Allí donde la investigación cultural se comporta como verificación sobre un fondo de teoría y de comprobación histórica, el ensayo es fluencia de ideas, río de la subjetividad. Para la investigación cultural, el imperio de la subjetividad es un peligro; para el ensayo es un lujo. El gran ensayista tiene como campo de verificación su misma y frondosa subjetividad. El buen ensayista funda su propia teoría; el buen ensayista es su propio referente.
Si lo sabrá Beatriz Maggi, reina del ensayo en Cuba por varias décadas. Cuando la Maggi cita a alguien, lo hace como una gracia, como un guiño, como un antojo del estilo, porque no lo necesita para nada.
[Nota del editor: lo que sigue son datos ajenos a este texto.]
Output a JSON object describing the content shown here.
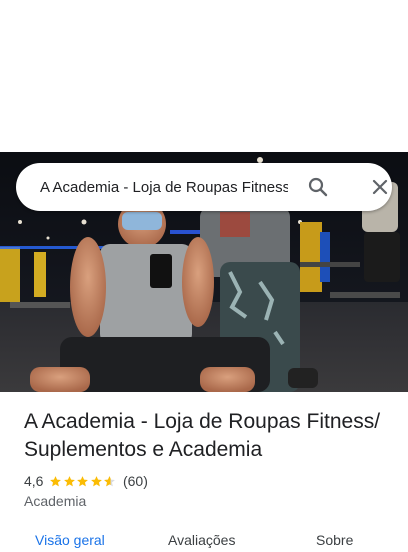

La Maggi es su propia filosofía; cuando escribe, confiesa (he dicho confiesa y no define) toda una filosofía sobre el mundo, sobre la escritura, sobre la lectura, sobre la vida. Véase, en dicho sentido, La espiritualidad del cuerpo, sentida desde las letras, texto magistral que despide Antología de ensayos (Letras Cubanas, 2008). En esa sabrosa disquisición sobre el maridaje entre cuerpo y alma, entre cultura y naturaleza —maridaje, palabra nunca mejor pronunciada—, la ensayista levanta una recia filosofía de vida que no requiere muletas, aditamentos teóricos, alardes idiomáticos ni otras hierbas. La cultura esencial de la Maggi se basta para parir mundos, para generar nociones y conceptos que emanan casi de su propio cuerpo con la gracia con que la naturaleza se da.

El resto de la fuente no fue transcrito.